Step 1: Key Policy in Account A Modify the CMK policy to include:
{
"Sid": "Enable Cross Account Access",
"Effect": "Allow",
"Principal": {
"AWS": "arn:aws:iam::111111111111:root"
},
"Action": [
"kms:Encrypt",
"kms:GenerateDataKey*",
"kms:DescribeKey"
],
"Resource": "*"
}Step 2: IAM Policy in Account B Attach this to the user in Account B:
{
"Version": "2012-10-17",
"Statement": [
{
"Effect": "Allow",
"Action": [
"kms:Encrypt",
"kms:GenerateDataKey*"
],
"Resource": "arn:aws:kms:us-east-1:222222222222:key/your-key-id"
}
]
}Checkpoint Questions
- Can you use the default AWS Managed Key for S3 (
aws/s3) to encrypt data from a different account?- Answer: No. Only Customer Managed Keys (CMKs) support cross-account access via policy modification.
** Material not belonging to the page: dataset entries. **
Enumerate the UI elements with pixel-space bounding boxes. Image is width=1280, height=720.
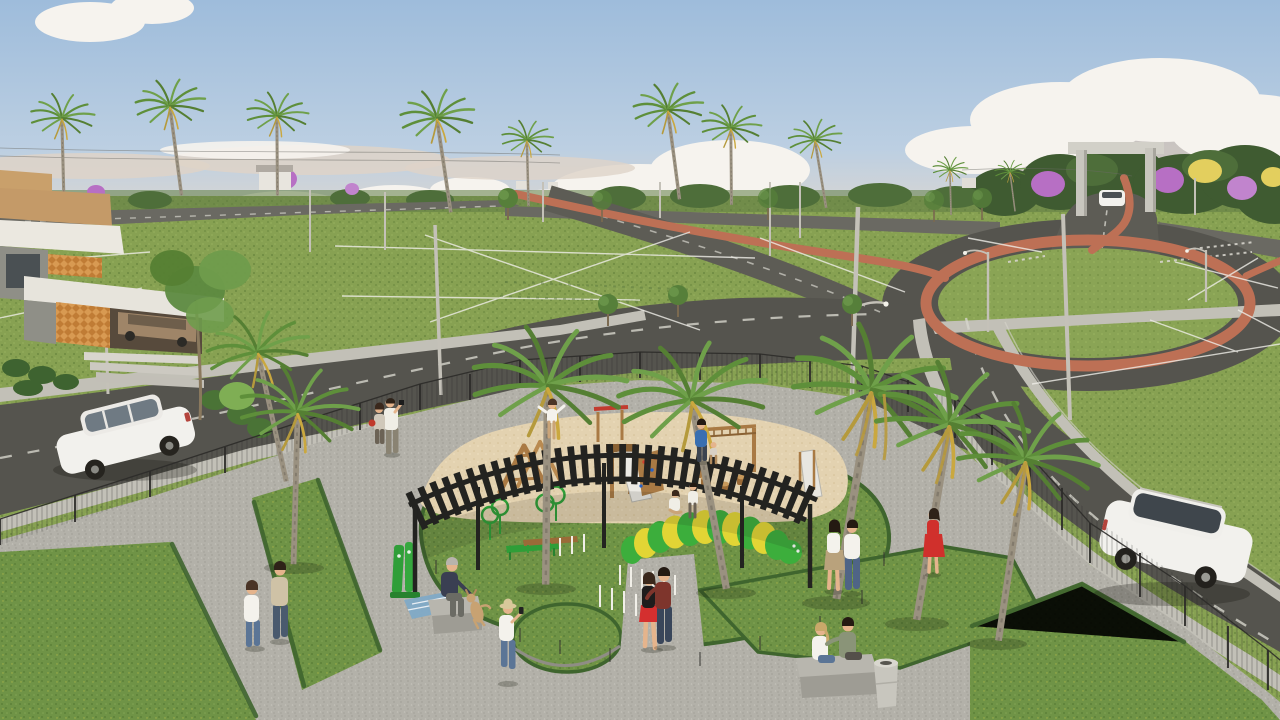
house-cobogo-upper <box>48 254 102 278</box>
red-bag <box>369 420 376 427</box>
litter-bin <box>874 659 898 709</box>
lamp-head <box>883 301 888 306</box>
roundabout-island <box>938 248 1238 358</box>
grass-mound <box>513 604 621 672</box>
distant-white-car <box>1099 190 1125 206</box>
bench-right <box>796 654 878 698</box>
scene-render <box>0 0 1280 720</box>
house-cobogo-lower <box>56 302 110 348</box>
render-viewport <box>0 0 1280 720</box>
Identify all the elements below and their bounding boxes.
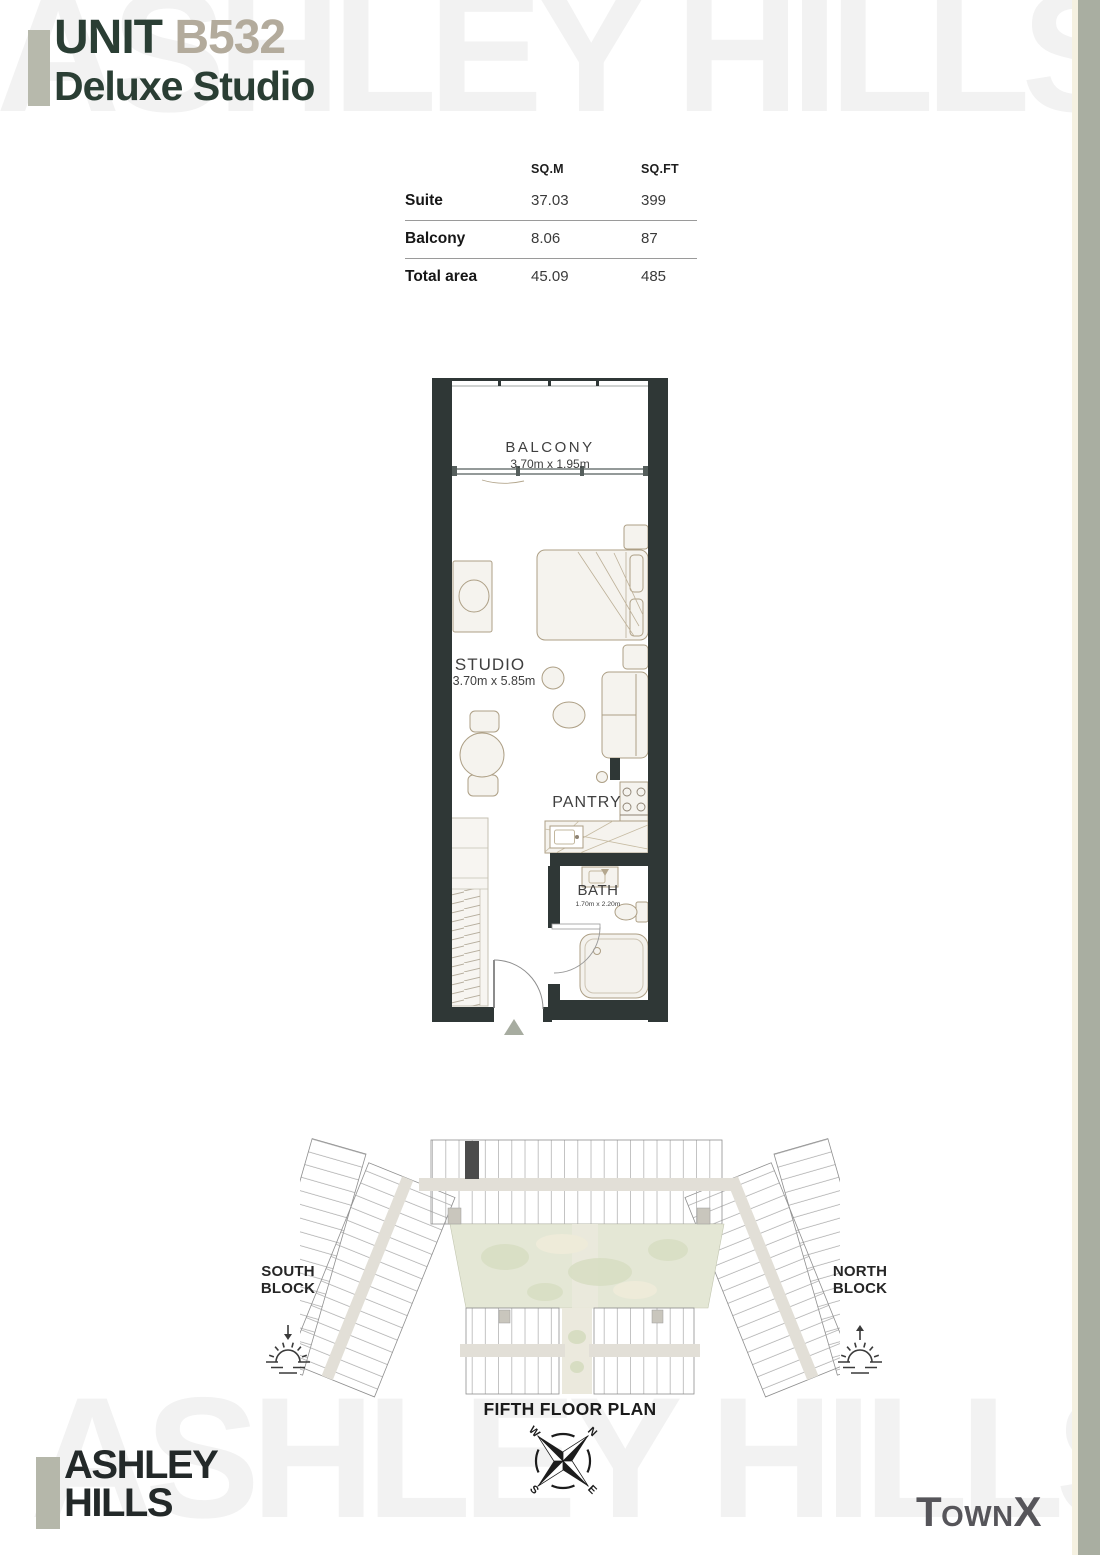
unit-floor-plan: BALCONY 3.70m x 1.95m STUDIO 3.70m x 5.8…: [430, 378, 670, 1046]
page-edge-bar: [1078, 0, 1100, 1555]
pantry-label: PANTRY: [552, 794, 621, 811]
north-block-label: NORTH BLOCK: [820, 1263, 900, 1298]
highlighted-unit: [465, 1141, 479, 1179]
row-sqft: 485: [641, 268, 697, 285]
wall-bottom-left: [432, 1007, 494, 1022]
kettle: [597, 772, 608, 783]
wall-bath-west-upper: [548, 866, 560, 928]
page-title: UNIT B532 Deluxe Studio: [54, 14, 314, 107]
row-label: Total area: [405, 268, 531, 286]
wall-right: [648, 378, 668, 1022]
brand-line1: ASHLEY: [64, 1446, 217, 1484]
dining-chair: [470, 711, 499, 732]
unit-type: Deluxe Studio: [54, 66, 314, 107]
balcony-dims: 3.70m x 1.95m: [510, 457, 589, 471]
sunset-icon: [253, 1322, 323, 1380]
bath-dims: 1.70m x 2.20m: [576, 901, 621, 908]
table-row-balcony: Balcony 8.06 87: [405, 221, 697, 259]
column-sqm: SQ.M: [531, 162, 641, 176]
desk-chair: [459, 580, 489, 612]
brand-logo: ASHLEY HILLS: [64, 1446, 217, 1522]
brochure-page: ASHLEY HILLS ASHLEY HILLS UNIT B532 Delu…: [0, 0, 1100, 1555]
row-sqft: 87: [641, 230, 697, 247]
row-label: Suite: [405, 192, 531, 210]
compass-s: S: [527, 1483, 541, 1497]
compass-rose-icon: N E S W: [518, 1416, 608, 1506]
studio-dims: 3.70m x 5.85m: [453, 674, 536, 688]
faucet: [575, 835, 579, 839]
brand-line2: HILLS: [64, 1484, 217, 1522]
wall-bath-bottom: [548, 1000, 668, 1020]
south-block-label: SOUTH BLOCK: [248, 1263, 328, 1298]
pillow: [630, 599, 643, 636]
pillow: [630, 555, 643, 592]
row-label: Balcony: [405, 230, 531, 248]
courtyard: [450, 1224, 724, 1308]
dining-chair: [468, 775, 498, 796]
sunrise-icon: [825, 1322, 895, 1380]
unit-label: UNIT: [54, 11, 162, 64]
site-key-plan: [300, 1132, 840, 1424]
studio-label: STUDIO: [455, 655, 525, 674]
row-sqm: 45.09: [531, 268, 641, 285]
title-accent-bar: [28, 30, 50, 106]
toilet-tank: [636, 902, 648, 922]
top-corridor: [419, 1178, 734, 1191]
row-sqft: 399: [641, 192, 697, 209]
wall-pantry-stub: [610, 758, 620, 780]
row-sqm: 37.03: [531, 192, 641, 209]
shower: [580, 934, 648, 998]
bath-label: BATH: [578, 882, 619, 899]
coffee-table: [553, 702, 585, 728]
nightstand: [624, 525, 648, 549]
sofa-cushion: [623, 645, 648, 669]
dining-table: [460, 733, 504, 777]
unit-number: B532: [174, 11, 285, 64]
area-table-header: SQ.M SQ.FT: [405, 162, 697, 183]
area-table: SQ.M SQ.FT Suite 37.03 399 Balcony 8.06 …: [405, 162, 697, 296]
developer-logo: TOWNX: [916, 1488, 1041, 1536]
column-sqft: SQ.FT: [641, 162, 697, 176]
pouf: [542, 667, 564, 689]
wardrobe-hanging: [450, 889, 480, 1006]
brand-accent-bar: [36, 1457, 60, 1529]
wall-left: [432, 378, 452, 1022]
center-path: [562, 1308, 592, 1394]
row-sqm: 8.06: [531, 230, 641, 247]
balcony-label: BALCONY: [505, 439, 594, 456]
table-row-total: Total area 45.09 485: [405, 259, 697, 296]
wall-bath-top: [550, 853, 668, 866]
table-row-suite: Suite 37.03 399: [405, 183, 697, 221]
- If the Key Policy allows Account B, but Account B's IAM policy does not mention the key, will the operation succeed?
- Answer: No. Cross-account access requires an explicit "Allow" in both the Key Policy and the IAM Policy.
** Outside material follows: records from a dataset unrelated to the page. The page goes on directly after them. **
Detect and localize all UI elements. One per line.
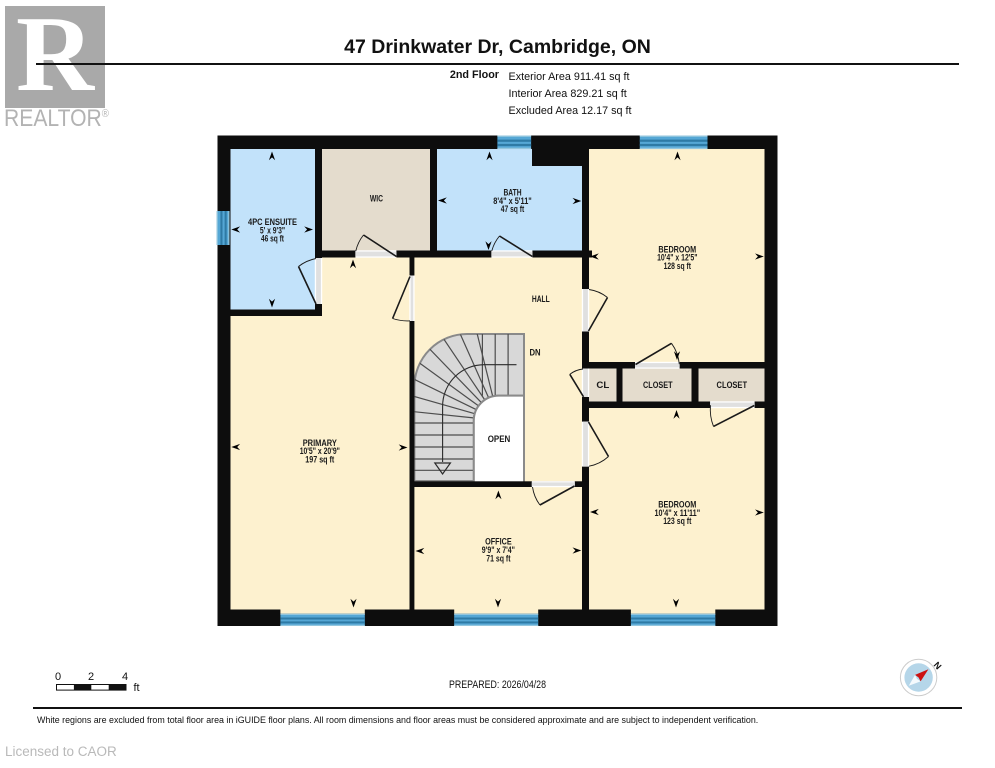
svg-text:HALL: HALL [532, 294, 550, 304]
svg-text:0: 0 [55, 671, 61, 683]
svg-text:WIC: WIC [370, 193, 383, 203]
svg-text:46 sq ft: 46 sq ft [261, 234, 284, 244]
svg-text:CLOSET: CLOSET [717, 380, 748, 390]
svg-text:CLOSET: CLOSET [643, 380, 673, 390]
svg-text:DN: DN [529, 348, 540, 358]
svg-text:123 sq ft: 123 sq ft [663, 516, 691, 526]
svg-text:ft: ft [134, 682, 140, 694]
svg-text:128 sq ft: 128 sq ft [664, 261, 691, 271]
svg-text:CL: CL [596, 380, 610, 390]
svg-text:71 sq ft: 71 sq ft [486, 553, 510, 563]
svg-text:OPEN: OPEN [488, 434, 511, 444]
svg-text:4: 4 [122, 671, 128, 683]
svg-text:47 sq ft: 47 sq ft [501, 204, 525, 214]
svg-text:PREPARED: 2026/04/28: PREPARED: 2026/04/28 [449, 679, 546, 691]
svg-text:197 sq ft: 197 sq ft [305, 455, 334, 465]
svg-text:2: 2 [88, 671, 94, 683]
- What is the maximum size of data that can be sent directly to the
kms:EncryptAPI?- Answer: 4 KB. For larger data, you must use envelope encryption (GenerateDataKey).
- Why do we use
"AWS": "arn:aws:iam::111122223333:root"in a Key Policy instead of listing every user?- Answer: Specifying the root account delegates the power to the administrators of that account to further distribute permissions using IAM policies.